FWIW: The last couple of months I’ve been involved in a project at work which has required some green-field coding.
I’ve taken the liberty of implementing it in Clojure, but the reason I bring it up here, is that the stuff I’ve been writing has mainly been command-line things with a core.clj, so in theory I could have done it in Planck.
Here are some of the reasons I didn’t:
1) I don’t “trust” Planck enough in terms of knowing that I could get the job done. This is more in terms of libs available than Planck itself.
2) Libs available. I’ve been using the following libs:
- org.clojure/data.csv
- org.clojure/data.zip - org.clojure/data.xml
- cheshire
- clj-http
3) Some of the projects had to interop with java, so Clojure was a given.
My point here is not to pick on Planck, but to give an idea of why I chose not to use Planck.
Also, for some of the stuff I made, I needed to let other people run my code, so I distributed an uberjar. I do not know how to do that in Planck.
@slipset: fascinating! My story is strikingly similar to yours. My stuff is still JVM based and just got published https://github.com/IBM-Watson/kale
seems like kale is a bit more involved than what I’ve been tinkering with 🙂
The above makes you wonder if Planck should provide a -j / —jar
option and do whatever is appropriate in that case. (https://github.com/mfikes/planck/issues/107 or other things)
@mfikes: I guess what I’m looking for, in addition to the missing libs, is some tooling that packages stuff together and creates an executable
Right. Even in the Kale example above, it resorts to alias 'kale=java -jar /Users/ba/Downloads/kale-1.4.0-standalone.jar’
Then your “executable” is kale
.
yes, that’s what I’m doing as well
but it would be cool with a planck-tool make-executable kale
or something
Perhaps if Planck itself could be treated as a native library, then native tools could be built.
anyways, got to pick up the kids in the kindergarten.
Right now, you’d have to fork Planck, revise it a bit to produce what you want, and then spit out your custom binary. 🙂
OK, later on 🙂
oh, but it could be a shell-script 🙂
🙂
Planck even has the “bundling” logic worked out. So all of the “uberjar” could be in the binary. 🙂
I really don’t care about the implementation, I just want to be able to hand 'a thing' over to my colleague that he can run.
Yes.
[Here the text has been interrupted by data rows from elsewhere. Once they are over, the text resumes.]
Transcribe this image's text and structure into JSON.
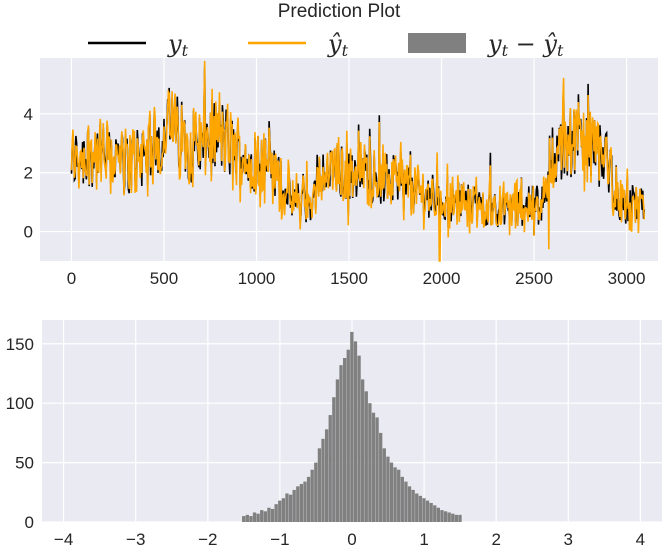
{
  "title": "Prediction Plot",
  "legend": {
    "actual": {
      "main": "y",
      "sub": "t",
      "color": "#000000"
    },
    "predicted": {
      "main": "ŷ",
      "sub": "t",
      "color": "#ffa500"
    },
    "residual": {
      "main": "y",
      "sub": "t",
      "op": " − ",
      "main2": "ŷ",
      "sub2": "t",
      "color": "#808080"
    }
  },
  "colors": {
    "axes_bg": "#eaeaf2",
    "grid": "#ffffff",
    "actual": "#000000",
    "predicted": "#ffa500",
    "residual_bars": "#808080"
  },
  "chart_data": [
    {
      "type": "line",
      "title": "Prediction Plot",
      "xlim": [
        -170,
        3170
      ],
      "ylim": [
        -1,
        5.9
      ],
      "xticks": [
        0,
        500,
        1000,
        1500,
        2000,
        2500,
        3000
      ],
      "yticks": [
        0,
        2,
        4
      ],
      "grid": true,
      "legend_position": "top",
      "n_points": 3100,
      "series": [
        {
          "name": "y_t",
          "color": "#000000",
          "note": "approximate level profile (x, level)",
          "profile": [
            [
              0,
              2.4
            ],
            [
              100,
              2.7
            ],
            [
              300,
              2.3
            ],
            [
              450,
              2.9
            ],
            [
              520,
              3.6
            ],
            [
              650,
              2.9
            ],
            [
              800,
              3.3
            ],
            [
              900,
              2.6
            ],
            [
              1050,
              2.3
            ],
            [
              1150,
              1.5
            ],
            [
              1200,
              1.0
            ],
            [
              1300,
              1.0
            ],
            [
              1350,
              1.9
            ],
            [
              1500,
              2.1
            ],
            [
              1700,
              1.8
            ],
            [
              1900,
              1.3
            ],
            [
              2100,
              1.0
            ],
            [
              2300,
              0.8
            ],
            [
              2550,
              0.9
            ],
            [
              2600,
              2.6
            ],
            [
              2750,
              3.1
            ],
            [
              2900,
              2.4
            ],
            [
              2970,
              0.9
            ],
            [
              3090,
              0.9
            ]
          ]
        },
        {
          "name": "ŷ_t",
          "color": "#ffa500",
          "note": "tracks y_t closely; notable dips near x=1990 (y≈-1) and x=2580 (y≈-0.6)"
        }
      ]
    },
    {
      "type": "bar",
      "xlim": [
        -4.3,
        4.3
      ],
      "ylim": [
        0,
        170
      ],
      "xticks": [
        -4,
        -3,
        -2,
        -1,
        0,
        1,
        2,
        3,
        4
      ],
      "yticks": [
        0,
        50,
        100,
        150
      ],
      "grid": true,
      "bin_width": 0.05,
      "bins": {
        "x": [
          -1.5,
          -1.45,
          -1.4,
          -1.35,
          -1.3,
          -1.25,
          -1.2,
          -1.15,
          -1.1,
          -1.05,
          -1.0,
          -0.95,
          -0.9,
          -0.85,
          -0.8,
          -0.75,
          -0.7,
          -0.65,
          -0.6,
          -0.55,
          -0.5,
          -0.45,
          -0.4,
          -0.35,
          -0.3,
          -0.25,
          -0.2,
          -0.15,
          -0.1,
          -0.05,
          0.0,
          0.05,
          0.1,
          0.15,
          0.2,
          0.25,
          0.3,
          0.35,
          0.4,
          0.45,
          0.5,
          0.55,
          0.6,
          0.65,
          0.7,
          0.75,
          0.8,
          0.85,
          0.9,
          0.95,
          1.0,
          1.05,
          1.1,
          1.15,
          1.2,
          1.25,
          1.3,
          1.35,
          1.4,
          1.45,
          1.5
        ],
        "values": [
          5,
          6,
          5,
          8,
          7,
          10,
          9,
          12,
          11,
          15,
          18,
          20,
          24,
          23,
          27,
          30,
          32,
          34,
          38,
          44,
          50,
          62,
          70,
          78,
          90,
          105,
          120,
          132,
          138,
          145,
          160,
          152,
          140,
          120,
          110,
          100,
          92,
          88,
          75,
          62,
          55,
          50,
          46,
          44,
          38,
          34,
          30,
          27,
          24,
          22,
          20,
          18,
          16,
          14,
          12,
          10,
          9,
          8,
          7,
          6,
          6
        ]
      }
    }
  ]
}
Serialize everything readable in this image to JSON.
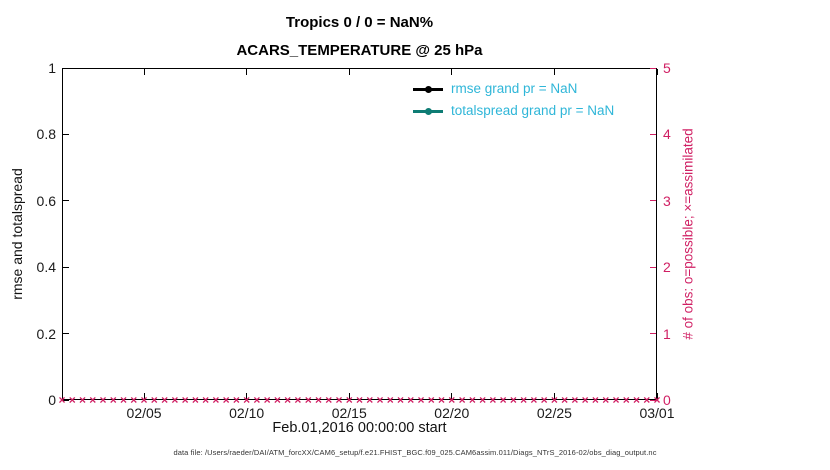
{
  "figure": {
    "title": "Tropics 0 / 0 = NaN%",
    "subtitle": "ACARS_TEMPERATURE @ 25 hPa",
    "xlabel": "Feb.01,2016 00:00:00 start",
    "ylabel_left": "rmse and totalspread",
    "ylabel_right": "# of obs: o=possible; ×=assimilated",
    "footer": "data file: /Users/raeder/DAI/ATM_forcXX/CAM6_setup/f.e21.FHIST_BGC.f09_025.CAM6assim.011/Diags_NTrS_2016-02/obs_diag_output.nc"
  },
  "colors": {
    "obs_crimson": "#d01f63",
    "legend_text_cyan": "#2fb6d8",
    "rmse_black": "#000000",
    "totalspread_teal": "#0e7c74",
    "axis_black": "#000000"
  },
  "legend": [
    {
      "label": "rmse grand pr = NaN",
      "line_color": "#000000"
    },
    {
      "label": "totalspread grand pr = NaN",
      "line_color": "#0e7c74"
    }
  ],
  "chart_data": {
    "type": "line",
    "title": "Tropics 0 / 0 = NaN%",
    "subtitle": "ACARS_TEMPERATURE @ 25 hPa",
    "xlabel": "Feb.01,2016 00:00:00 start",
    "x_axis": {
      "lim_days": [
        0,
        29
      ],
      "tick_days": [
        4,
        9,
        14,
        19,
        24,
        29
      ],
      "tick_labels": [
        "02/05",
        "02/10",
        "02/15",
        "02/20",
        "02/25",
        "03/01"
      ]
    },
    "y_left": {
      "label": "rmse and totalspread",
      "lim": [
        0,
        1
      ],
      "ticks": [
        0,
        0.2,
        0.4,
        0.6,
        0.8,
        1
      ],
      "tick_labels": [
        "0",
        "0.2",
        "0.4",
        "0.6",
        "0.8",
        "1"
      ]
    },
    "y_right": {
      "label": "# of obs: o=possible; ×=assimilated",
      "lim": [
        0,
        5
      ],
      "ticks": [
        0,
        1,
        2,
        3,
        4,
        5
      ],
      "tick_labels": [
        "0",
        "1",
        "2",
        "3",
        "4",
        "5"
      ]
    },
    "series": [
      {
        "name": "rmse",
        "legend": "rmse grand pr = NaN",
        "value": "NaN",
        "plotted": false
      },
      {
        "name": "totalspread",
        "legend": "totalspread grand pr = NaN",
        "value": "NaN",
        "plotted": false
      },
      {
        "name": "possible_obs",
        "marker": "o",
        "axis": "right",
        "constant_value": 0
      },
      {
        "name": "assimilated_obs",
        "marker": "×",
        "axis": "right",
        "constant_value": 0
      }
    ],
    "obs_marker_count": 59,
    "grid": false,
    "legend_position": "top-right-inside",
    "legend_box": false
  }
}
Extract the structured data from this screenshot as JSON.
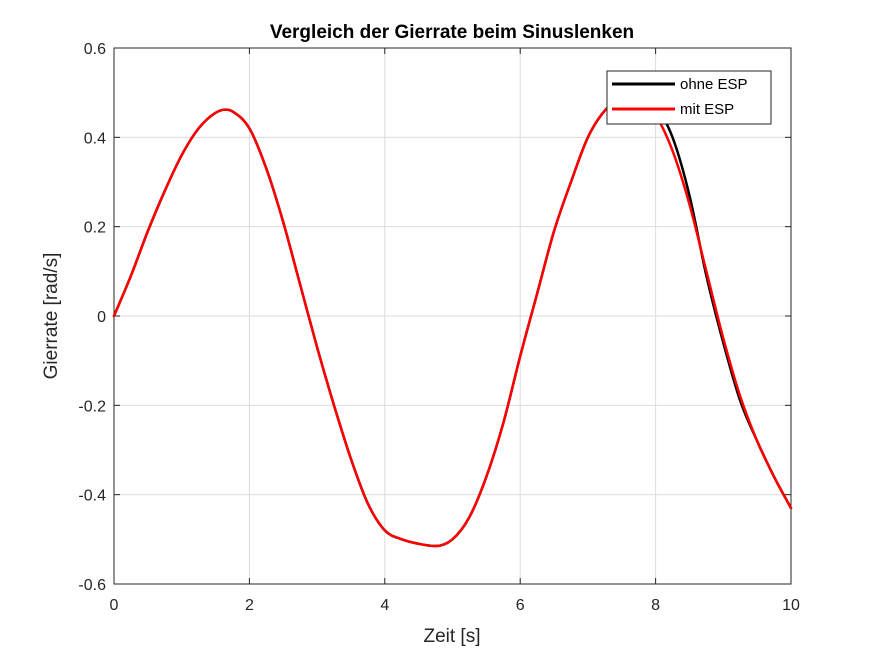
{
  "chart_data": {
    "type": "line",
    "title": "Vergleich der Gierrate beim Sinuslenken",
    "xlabel": "Zeit [s]",
    "ylabel": "Gierrate [rad/s]",
    "xlim": [
      0,
      10
    ],
    "ylim": [
      -0.6,
      0.6
    ],
    "xticks": [
      0,
      2,
      4,
      6,
      8,
      10
    ],
    "xtick_labels": [
      "0",
      "2",
      "4",
      "6",
      "8",
      "10"
    ],
    "yticks": [
      -0.6,
      -0.4,
      -0.2,
      0,
      0.2,
      0.4,
      0.6
    ],
    "ytick_labels": [
      "-0.6",
      "-0.4",
      "-0.2",
      "0",
      "0.2",
      "0.4",
      "0.6"
    ],
    "grid": true,
    "legend_position": "top-right",
    "x": [
      0,
      0.25,
      0.5,
      0.75,
      1.0,
      1.25,
      1.5,
      1.65,
      1.75,
      2.0,
      2.25,
      2.5,
      2.75,
      3.0,
      3.25,
      3.5,
      3.75,
      4.0,
      4.25,
      4.5,
      4.75,
      5.0,
      5.25,
      5.5,
      5.75,
      6.0,
      6.25,
      6.5,
      6.75,
      7.0,
      7.25,
      7.5,
      7.75,
      8.0,
      8.25,
      8.5,
      8.75,
      9.0,
      9.25,
      9.5,
      9.75,
      10.0
    ],
    "series": [
      {
        "name": "ohne ESP",
        "color": "#000000",
        "values": [
          0.0,
          0.09,
          0.19,
          0.28,
          0.36,
          0.42,
          0.455,
          0.462,
          0.458,
          0.42,
          0.33,
          0.21,
          0.07,
          -0.07,
          -0.2,
          -0.32,
          -0.42,
          -0.48,
          -0.5,
          -0.51,
          -0.515,
          -0.5,
          -0.45,
          -0.36,
          -0.24,
          -0.09,
          0.05,
          0.19,
          0.3,
          0.4,
          0.46,
          0.49,
          0.495,
          0.47,
          0.4,
          0.27,
          0.09,
          -0.06,
          -0.19,
          -0.28,
          -0.36,
          -0.43
        ]
      },
      {
        "name": "mit ESP",
        "color": "#ff0000",
        "values": [
          0.0,
          0.09,
          0.19,
          0.28,
          0.36,
          0.42,
          0.455,
          0.462,
          0.458,
          0.42,
          0.33,
          0.21,
          0.07,
          -0.07,
          -0.2,
          -0.32,
          -0.42,
          -0.48,
          -0.5,
          -0.51,
          -0.515,
          -0.5,
          -0.45,
          -0.36,
          -0.24,
          -0.09,
          0.05,
          0.19,
          0.3,
          0.4,
          0.46,
          0.485,
          0.49,
          0.45,
          0.37,
          0.25,
          0.1,
          -0.05,
          -0.18,
          -0.28,
          -0.36,
          -0.43
        ]
      }
    ]
  }
}
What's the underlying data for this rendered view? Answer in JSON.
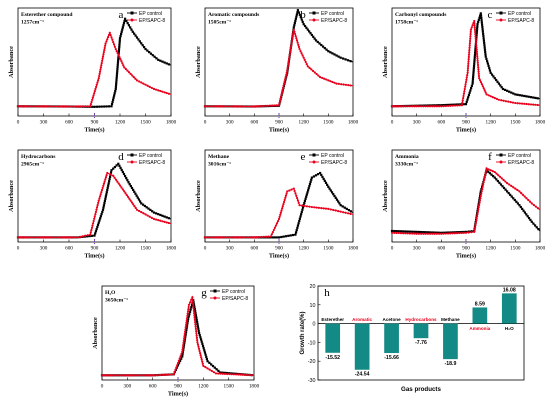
{
  "colors": {
    "ep": "#000000",
    "sapc": "#e8001c",
    "bar": "#138a86",
    "accent_label": "#e8001c"
  },
  "common": {
    "xlabel": "Time(s)",
    "ylabel": "Absorbance",
    "xticks": [
      "0",
      "300",
      "600",
      "900",
      "1200",
      "1500",
      "1800"
    ],
    "legend": [
      "EP control",
      "EP/SAPC-8"
    ]
  },
  "chart_data": [
    {
      "panel": "a",
      "type": "line",
      "title_lines": [
        "Esterether compound",
        "1257cm⁻¹"
      ],
      "xlim": [
        0,
        1800
      ],
      "ylim": [
        0,
        1
      ],
      "series": [
        {
          "name": "EP control",
          "x": [
            0,
            600,
            900,
            1100,
            1150,
            1200,
            1260,
            1350,
            1500,
            1650,
            1800
          ],
          "values": [
            0.09,
            0.088,
            0.085,
            0.09,
            0.25,
            0.72,
            0.9,
            0.78,
            0.62,
            0.52,
            0.47
          ]
        },
        {
          "name": "EP/SAPC-8",
          "x": [
            0,
            600,
            850,
            950,
            1030,
            1080,
            1150,
            1250,
            1400,
            1600,
            1800
          ],
          "values": [
            0.09,
            0.088,
            0.09,
            0.35,
            0.67,
            0.77,
            0.62,
            0.45,
            0.33,
            0.25,
            0.2
          ]
        }
      ]
    },
    {
      "panel": "b",
      "type": "line",
      "title_lines": [
        "Aromatic compounds",
        "1505cm⁻¹"
      ],
      "xlim": [
        0,
        1800
      ],
      "ylim": [
        0,
        1
      ],
      "series": [
        {
          "name": "EP control",
          "x": [
            0,
            600,
            900,
            1000,
            1080,
            1130,
            1200,
            1350,
            1500,
            1650,
            1800
          ],
          "values": [
            0.09,
            0.088,
            0.095,
            0.4,
            0.82,
            0.98,
            0.85,
            0.7,
            0.6,
            0.54,
            0.5
          ]
        },
        {
          "name": "EP/SAPC-8",
          "x": [
            0,
            600,
            900,
            1000,
            1080,
            1150,
            1250,
            1400,
            1600,
            1800
          ],
          "values": [
            0.09,
            0.088,
            0.1,
            0.42,
            0.8,
            0.62,
            0.46,
            0.36,
            0.3,
            0.28
          ]
        }
      ]
    },
    {
      "panel": "c",
      "type": "line",
      "title_lines": [
        "Carbonyl compounds",
        "1758cm⁻¹"
      ],
      "xlim": [
        0,
        1800
      ],
      "ylim": [
        0,
        1
      ],
      "series": [
        {
          "name": "EP control",
          "x": [
            0,
            600,
            900,
            980,
            1040,
            1080,
            1140,
            1200,
            1350,
            1500,
            1800
          ],
          "values": [
            0.09,
            0.1,
            0.11,
            0.3,
            0.85,
            0.95,
            0.55,
            0.4,
            0.25,
            0.2,
            0.16
          ]
        },
        {
          "name": "EP/SAPC-8",
          "x": [
            0,
            600,
            850,
            920,
            960,
            1000,
            1060,
            1150,
            1300,
            1500,
            1800
          ],
          "values": [
            0.09,
            0.09,
            0.1,
            0.4,
            0.8,
            0.88,
            0.35,
            0.2,
            0.15,
            0.12,
            0.1
          ]
        }
      ]
    },
    {
      "panel": "d",
      "type": "line",
      "title_lines": [
        "Hydrocarbons",
        "2965cm⁻¹"
      ],
      "xlim": [
        0,
        1800
      ],
      "ylim": [
        0,
        1
      ],
      "series": [
        {
          "name": "EP control",
          "x": [
            0,
            700,
            900,
            1000,
            1100,
            1180,
            1300,
            1450,
            1600,
            1800
          ],
          "values": [
            0.05,
            0.05,
            0.07,
            0.35,
            0.78,
            0.85,
            0.65,
            0.42,
            0.32,
            0.25
          ]
        },
        {
          "name": "EP/SAPC-8",
          "x": [
            0,
            700,
            850,
            950,
            1050,
            1120,
            1250,
            1400,
            1600,
            1800
          ],
          "values": [
            0.05,
            0.05,
            0.08,
            0.45,
            0.75,
            0.72,
            0.55,
            0.35,
            0.25,
            0.2
          ]
        }
      ]
    },
    {
      "panel": "e",
      "type": "line",
      "title_lines": [
        "Methane",
        "3016cm⁻¹"
      ],
      "xlim": [
        0,
        1800
      ],
      "ylim": [
        0,
        1
      ],
      "series": [
        {
          "name": "EP control",
          "x": [
            0,
            600,
            900,
            1100,
            1200,
            1300,
            1400,
            1500,
            1650,
            1800
          ],
          "values": [
            0.05,
            0.05,
            0.05,
            0.08,
            0.4,
            0.7,
            0.75,
            0.6,
            0.4,
            0.32
          ]
        },
        {
          "name": "EP/SAPC-8",
          "x": [
            0,
            600,
            800,
            900,
            1000,
            1080,
            1150,
            1300,
            1500,
            1650,
            1800
          ],
          "values": [
            0.05,
            0.05,
            0.06,
            0.25,
            0.55,
            0.58,
            0.4,
            0.38,
            0.36,
            0.33,
            0.3
          ]
        }
      ]
    },
    {
      "panel": "f",
      "type": "line",
      "title_lines": [
        "Ammonia",
        "3330cm⁻¹"
      ],
      "xlim": [
        0,
        1800
      ],
      "ylim": [
        0,
        1
      ],
      "series": [
        {
          "name": "EP control",
          "x": [
            0,
            300,
            600,
            900,
            1000,
            1080,
            1150,
            1250,
            1400,
            1550,
            1700,
            1800
          ],
          "values": [
            0.12,
            0.11,
            0.1,
            0.11,
            0.12,
            0.55,
            0.78,
            0.7,
            0.55,
            0.4,
            0.22,
            0.12
          ]
        },
        {
          "name": "EP/SAPC-8",
          "x": [
            0,
            300,
            600,
            900,
            1000,
            1080,
            1150,
            1250,
            1400,
            1550,
            1700,
            1800
          ],
          "values": [
            0.1,
            0.09,
            0.09,
            0.1,
            0.11,
            0.5,
            0.8,
            0.76,
            0.64,
            0.55,
            0.42,
            0.35
          ]
        }
      ]
    },
    {
      "panel": "g",
      "type": "line",
      "title_lines": [
        "H₂O",
        "3650cm⁻¹"
      ],
      "xlim": [
        0,
        1800
      ],
      "ylim": [
        0,
        1
      ],
      "series": [
        {
          "name": "EP control",
          "x": [
            0,
            600,
            850,
            950,
            1020,
            1080,
            1150,
            1250,
            1400,
            1800
          ],
          "values": [
            0.05,
            0.05,
            0.06,
            0.25,
            0.65,
            0.85,
            0.5,
            0.2,
            0.08,
            0.05
          ]
        },
        {
          "name": "EP/SAPC-8",
          "x": [
            0,
            600,
            850,
            950,
            1030,
            1070,
            1130,
            1200,
            1350,
            1800
          ],
          "values": [
            0.05,
            0.05,
            0.06,
            0.3,
            0.8,
            0.88,
            0.4,
            0.15,
            0.07,
            0.05
          ]
        }
      ]
    },
    {
      "panel": "h",
      "type": "bar",
      "ylabel": "Growth rate(%)",
      "xlabel": "Gas products",
      "ylim": [
        -30,
        20
      ],
      "yticks": [
        "20",
        "10",
        "0",
        "-10",
        "-20",
        "-30"
      ],
      "categories": [
        "Esterether",
        "Aromatic",
        "Acetone",
        "Hydrocarbons",
        "Methane",
        "Ammonia",
        "H₂O"
      ],
      "category_colors": [
        "#000000",
        "#e8001c",
        "#000000",
        "#e8001c",
        "#000000",
        "#e8001c",
        "#000000"
      ],
      "values": [
        -15.52,
        -24.54,
        -15.66,
        -7.76,
        -18.9,
        8.59,
        16.08
      ],
      "value_labels": [
        "-15.52",
        "-24.54",
        "-15.66",
        "-7.76",
        "-18.9",
        "8.59",
        "16.08"
      ]
    }
  ]
}
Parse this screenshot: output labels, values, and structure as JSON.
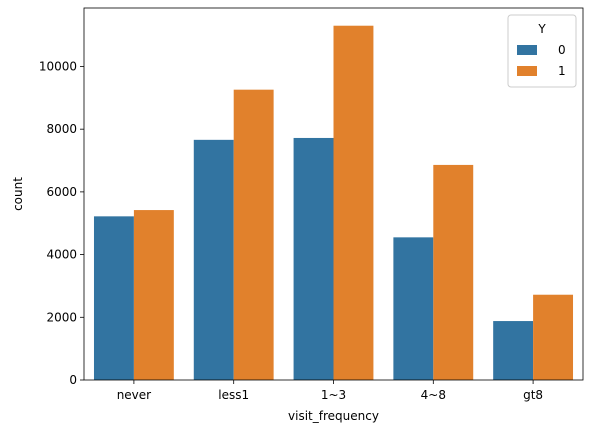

Ideally that thing would be a monolithic self-contained binary. Like what you get when you download Planck from the site.
and, since it’s Planck, preferably without invoking java.
That’s a cool idea. Then you could essentially create self-contained command line tools.
Exactly
I wonder how hard it would be to have planck
have an option to essentially produce a copy of itself, with additional bundled artifacts, where that copy runs a -main
. That way shipping planck
binaries could be used to create standalone executables.
planck -c some-artifacts -m kale.core —create-binary kale
then
./kale a b c
would essentially execute as if you had done
planck -c some-artifacts -m kale.core a b c
where kale
could be executed on a box that has nothing else on it except OS X.Sounds cool!
Sorry, Bruce for having hijaked kale
as the example 🙂
I’ve been enjoying seeing the kale
name get used in this discussion 😄
And, if you could then run kale --socket-port=1337
which in addition to starting the app also starts a socket REPL in the app, I'd be blown away.